Persis sehabis Kai berpikir demikian, langit langsung mengeluarkan bunyi keras yang membuat semua manusia tersentak mendengarnya. Gemuruh yang kuat menandakan hujan lebat akan segera datang, bersama kilatan dan petir-petir yang saling sambar.

Angin yang masuk lewat celah jendela membuat kertas-kertas di dekat meja penjaga seketika beterbangan. Kai melihat kejadian itu tapi tak melaporkan pada siapapun.

"Haha, berantakan. Sukurin!" Kai menertawakan dalam hati.

Sambil mengamati jendela di jauh sana, Kai mengetuk pelan jeruji besi dengan kuku tangan. Ia bosan. Sampai tiba-tiba terdengar bunyi letupan dari langit-langit ruangan ini yang disusul pecahan lampu jatuh ke lantai.

Dalam sekejap tempat ini menjadi gelap.

⚪️ ⚪️ ⚪️

Alaia menunggu Langit kembali, tapi cowok itu tidak kunjung datang. Ragas yang diminta jemput Alaia juga tak terlihat batang hidungnya. Alaia benar-benar sendiri di sini.

Segala bentuk rasa bercampur-campur dalam dirinya.
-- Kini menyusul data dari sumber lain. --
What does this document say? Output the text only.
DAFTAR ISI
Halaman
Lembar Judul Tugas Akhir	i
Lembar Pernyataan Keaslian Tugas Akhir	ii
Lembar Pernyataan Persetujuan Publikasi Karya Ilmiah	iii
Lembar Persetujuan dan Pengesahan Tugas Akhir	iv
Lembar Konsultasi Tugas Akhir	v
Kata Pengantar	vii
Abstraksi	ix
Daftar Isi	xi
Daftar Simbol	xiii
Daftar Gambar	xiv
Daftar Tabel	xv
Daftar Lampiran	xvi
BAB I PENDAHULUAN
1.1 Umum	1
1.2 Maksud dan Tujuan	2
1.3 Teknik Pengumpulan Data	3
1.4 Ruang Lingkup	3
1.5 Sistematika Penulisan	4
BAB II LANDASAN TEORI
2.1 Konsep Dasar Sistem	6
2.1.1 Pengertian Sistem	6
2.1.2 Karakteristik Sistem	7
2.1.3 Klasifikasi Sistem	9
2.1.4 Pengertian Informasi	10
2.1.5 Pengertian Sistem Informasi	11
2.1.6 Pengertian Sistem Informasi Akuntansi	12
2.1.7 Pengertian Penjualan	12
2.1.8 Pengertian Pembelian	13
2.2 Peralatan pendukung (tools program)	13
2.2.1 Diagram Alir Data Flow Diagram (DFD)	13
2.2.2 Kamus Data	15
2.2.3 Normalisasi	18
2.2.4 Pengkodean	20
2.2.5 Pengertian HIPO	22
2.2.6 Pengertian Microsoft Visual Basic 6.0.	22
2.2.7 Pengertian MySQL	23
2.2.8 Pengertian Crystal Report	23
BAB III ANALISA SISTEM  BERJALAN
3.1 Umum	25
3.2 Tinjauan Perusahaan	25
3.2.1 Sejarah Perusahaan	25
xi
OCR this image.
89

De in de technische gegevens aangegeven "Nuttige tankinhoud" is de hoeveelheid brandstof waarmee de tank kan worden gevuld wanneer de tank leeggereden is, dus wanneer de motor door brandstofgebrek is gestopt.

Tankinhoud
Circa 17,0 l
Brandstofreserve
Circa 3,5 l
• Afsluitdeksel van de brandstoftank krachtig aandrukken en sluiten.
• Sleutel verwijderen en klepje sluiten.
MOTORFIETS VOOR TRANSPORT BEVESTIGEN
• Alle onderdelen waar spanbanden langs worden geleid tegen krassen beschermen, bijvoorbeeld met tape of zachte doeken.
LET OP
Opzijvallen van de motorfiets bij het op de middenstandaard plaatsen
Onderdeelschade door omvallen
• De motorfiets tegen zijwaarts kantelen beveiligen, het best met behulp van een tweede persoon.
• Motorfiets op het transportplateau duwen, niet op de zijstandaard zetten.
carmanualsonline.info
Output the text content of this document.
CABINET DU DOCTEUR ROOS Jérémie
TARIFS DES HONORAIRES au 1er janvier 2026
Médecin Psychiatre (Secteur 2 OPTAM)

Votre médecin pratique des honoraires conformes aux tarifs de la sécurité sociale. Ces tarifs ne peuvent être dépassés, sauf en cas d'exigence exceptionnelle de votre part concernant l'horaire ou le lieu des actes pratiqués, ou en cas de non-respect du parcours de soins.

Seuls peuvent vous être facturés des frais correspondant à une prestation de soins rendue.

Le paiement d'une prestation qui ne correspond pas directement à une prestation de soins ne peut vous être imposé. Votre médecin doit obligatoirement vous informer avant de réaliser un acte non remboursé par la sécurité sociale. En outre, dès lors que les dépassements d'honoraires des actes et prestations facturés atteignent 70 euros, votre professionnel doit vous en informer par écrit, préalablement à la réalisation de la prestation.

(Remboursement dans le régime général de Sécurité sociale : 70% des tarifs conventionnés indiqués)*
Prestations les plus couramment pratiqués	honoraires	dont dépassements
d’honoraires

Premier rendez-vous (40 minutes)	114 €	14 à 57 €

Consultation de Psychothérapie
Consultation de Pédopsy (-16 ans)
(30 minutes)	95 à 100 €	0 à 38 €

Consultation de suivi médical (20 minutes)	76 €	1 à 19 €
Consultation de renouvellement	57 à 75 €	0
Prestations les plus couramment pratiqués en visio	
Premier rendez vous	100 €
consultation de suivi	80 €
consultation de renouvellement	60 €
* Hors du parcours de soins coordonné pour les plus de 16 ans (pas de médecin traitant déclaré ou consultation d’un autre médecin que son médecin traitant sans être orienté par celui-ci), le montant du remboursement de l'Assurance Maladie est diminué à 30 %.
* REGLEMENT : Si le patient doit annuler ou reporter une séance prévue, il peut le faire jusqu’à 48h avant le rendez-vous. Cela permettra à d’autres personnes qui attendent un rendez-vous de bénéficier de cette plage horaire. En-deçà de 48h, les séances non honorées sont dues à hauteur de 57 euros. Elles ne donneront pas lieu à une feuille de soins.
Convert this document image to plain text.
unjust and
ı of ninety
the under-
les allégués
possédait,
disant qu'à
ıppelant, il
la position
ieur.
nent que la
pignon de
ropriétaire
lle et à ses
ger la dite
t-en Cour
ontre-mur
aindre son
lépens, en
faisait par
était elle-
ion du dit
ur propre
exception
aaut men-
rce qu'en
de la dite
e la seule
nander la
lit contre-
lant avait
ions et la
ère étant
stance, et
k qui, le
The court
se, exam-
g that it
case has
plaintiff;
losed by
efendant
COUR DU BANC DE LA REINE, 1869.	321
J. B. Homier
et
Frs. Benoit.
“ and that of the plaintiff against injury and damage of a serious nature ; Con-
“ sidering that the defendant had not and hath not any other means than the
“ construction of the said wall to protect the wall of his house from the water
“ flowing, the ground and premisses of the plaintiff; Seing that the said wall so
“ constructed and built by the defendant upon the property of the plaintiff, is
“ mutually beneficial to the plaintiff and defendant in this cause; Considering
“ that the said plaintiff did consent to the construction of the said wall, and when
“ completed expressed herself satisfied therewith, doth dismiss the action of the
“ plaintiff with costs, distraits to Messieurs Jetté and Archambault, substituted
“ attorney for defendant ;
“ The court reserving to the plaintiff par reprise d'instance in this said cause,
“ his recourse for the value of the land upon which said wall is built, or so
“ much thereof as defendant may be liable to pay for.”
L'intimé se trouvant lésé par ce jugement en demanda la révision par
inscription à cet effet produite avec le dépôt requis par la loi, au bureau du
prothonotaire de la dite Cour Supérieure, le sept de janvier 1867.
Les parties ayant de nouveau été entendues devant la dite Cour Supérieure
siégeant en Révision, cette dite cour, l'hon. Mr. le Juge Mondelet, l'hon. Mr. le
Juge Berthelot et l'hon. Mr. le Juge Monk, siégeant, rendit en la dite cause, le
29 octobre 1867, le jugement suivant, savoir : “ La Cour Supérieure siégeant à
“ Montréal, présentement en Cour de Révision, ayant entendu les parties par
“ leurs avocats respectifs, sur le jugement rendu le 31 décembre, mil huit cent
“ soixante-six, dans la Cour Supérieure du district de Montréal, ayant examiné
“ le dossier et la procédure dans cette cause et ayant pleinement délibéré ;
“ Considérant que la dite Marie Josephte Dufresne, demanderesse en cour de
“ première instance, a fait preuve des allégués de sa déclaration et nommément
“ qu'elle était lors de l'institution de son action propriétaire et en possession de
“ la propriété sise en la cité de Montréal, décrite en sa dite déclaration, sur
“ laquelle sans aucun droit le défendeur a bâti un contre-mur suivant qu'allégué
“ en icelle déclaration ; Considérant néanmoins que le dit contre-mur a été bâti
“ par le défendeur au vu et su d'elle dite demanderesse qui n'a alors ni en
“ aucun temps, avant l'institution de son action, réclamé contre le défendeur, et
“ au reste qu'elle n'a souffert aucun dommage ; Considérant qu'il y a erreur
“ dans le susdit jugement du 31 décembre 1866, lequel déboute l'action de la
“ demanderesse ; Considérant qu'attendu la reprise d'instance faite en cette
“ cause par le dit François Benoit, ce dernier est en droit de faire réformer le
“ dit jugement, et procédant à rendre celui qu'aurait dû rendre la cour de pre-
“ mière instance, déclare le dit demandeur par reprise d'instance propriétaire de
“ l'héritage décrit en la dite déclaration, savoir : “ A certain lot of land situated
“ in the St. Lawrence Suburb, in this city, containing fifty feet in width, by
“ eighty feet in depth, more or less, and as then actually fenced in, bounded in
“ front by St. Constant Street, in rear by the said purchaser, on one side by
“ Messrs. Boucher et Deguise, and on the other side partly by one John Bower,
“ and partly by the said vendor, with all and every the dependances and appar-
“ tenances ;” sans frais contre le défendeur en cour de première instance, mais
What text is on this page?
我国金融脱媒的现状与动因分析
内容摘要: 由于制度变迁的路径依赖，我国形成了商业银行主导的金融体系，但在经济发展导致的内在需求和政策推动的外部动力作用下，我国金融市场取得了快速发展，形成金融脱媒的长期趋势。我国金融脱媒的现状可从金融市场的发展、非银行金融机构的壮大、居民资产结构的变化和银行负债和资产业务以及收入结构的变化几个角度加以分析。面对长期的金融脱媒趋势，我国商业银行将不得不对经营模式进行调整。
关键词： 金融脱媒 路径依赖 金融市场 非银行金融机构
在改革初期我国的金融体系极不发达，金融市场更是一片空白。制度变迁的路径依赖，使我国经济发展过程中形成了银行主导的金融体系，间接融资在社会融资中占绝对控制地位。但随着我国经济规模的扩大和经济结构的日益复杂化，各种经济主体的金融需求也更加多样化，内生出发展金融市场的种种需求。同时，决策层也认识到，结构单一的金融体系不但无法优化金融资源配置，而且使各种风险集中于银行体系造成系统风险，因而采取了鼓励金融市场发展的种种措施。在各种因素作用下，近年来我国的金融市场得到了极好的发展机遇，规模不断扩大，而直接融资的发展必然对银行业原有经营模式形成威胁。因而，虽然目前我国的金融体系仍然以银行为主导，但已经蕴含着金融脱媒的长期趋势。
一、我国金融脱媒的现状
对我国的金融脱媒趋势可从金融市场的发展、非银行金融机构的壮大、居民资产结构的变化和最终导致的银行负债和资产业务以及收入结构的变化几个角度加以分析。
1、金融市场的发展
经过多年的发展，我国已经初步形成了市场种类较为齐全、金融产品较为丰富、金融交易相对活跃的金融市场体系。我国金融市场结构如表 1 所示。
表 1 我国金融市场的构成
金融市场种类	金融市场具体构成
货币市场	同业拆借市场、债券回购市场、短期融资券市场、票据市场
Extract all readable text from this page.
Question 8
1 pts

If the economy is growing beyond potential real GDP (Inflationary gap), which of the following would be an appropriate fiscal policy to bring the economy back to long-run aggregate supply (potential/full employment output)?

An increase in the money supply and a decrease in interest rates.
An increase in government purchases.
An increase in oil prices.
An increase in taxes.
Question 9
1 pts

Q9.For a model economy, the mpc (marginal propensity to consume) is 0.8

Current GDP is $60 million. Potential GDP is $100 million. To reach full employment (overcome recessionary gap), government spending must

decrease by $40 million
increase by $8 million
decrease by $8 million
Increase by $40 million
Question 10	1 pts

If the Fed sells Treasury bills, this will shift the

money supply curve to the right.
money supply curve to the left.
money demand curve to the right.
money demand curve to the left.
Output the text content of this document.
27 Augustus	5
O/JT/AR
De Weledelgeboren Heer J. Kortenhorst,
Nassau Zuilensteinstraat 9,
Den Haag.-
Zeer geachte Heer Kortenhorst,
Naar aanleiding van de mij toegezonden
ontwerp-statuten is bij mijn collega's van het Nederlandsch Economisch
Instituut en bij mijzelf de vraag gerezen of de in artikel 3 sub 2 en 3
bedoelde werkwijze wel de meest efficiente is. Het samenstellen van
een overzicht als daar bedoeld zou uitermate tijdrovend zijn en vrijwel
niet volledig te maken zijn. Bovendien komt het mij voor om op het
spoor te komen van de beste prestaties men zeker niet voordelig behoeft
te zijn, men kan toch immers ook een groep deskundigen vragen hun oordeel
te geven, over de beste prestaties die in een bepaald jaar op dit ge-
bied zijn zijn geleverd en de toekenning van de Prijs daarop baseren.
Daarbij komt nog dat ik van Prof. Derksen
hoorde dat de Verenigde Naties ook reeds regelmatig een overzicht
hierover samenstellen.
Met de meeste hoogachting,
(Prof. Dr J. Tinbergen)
Takut, sedih, khawatir, bingung, dan emosi negatif lainnya seakan mengunci Alaia.

Semua itu mengakibatkan gelombang laut meninggi serta bergerak cepat dan deburannya terdengar lebih ngeri. Bulan di atas sana perlahan tertutup awan tebal, membuat pencahayaan di dermaga semakin tipis.

Hanya ada setitik cahaya yang berpendar tipis dan terlihat samar di angkasa. Satu bintang. Ibarat Alaia di antara kegelapan.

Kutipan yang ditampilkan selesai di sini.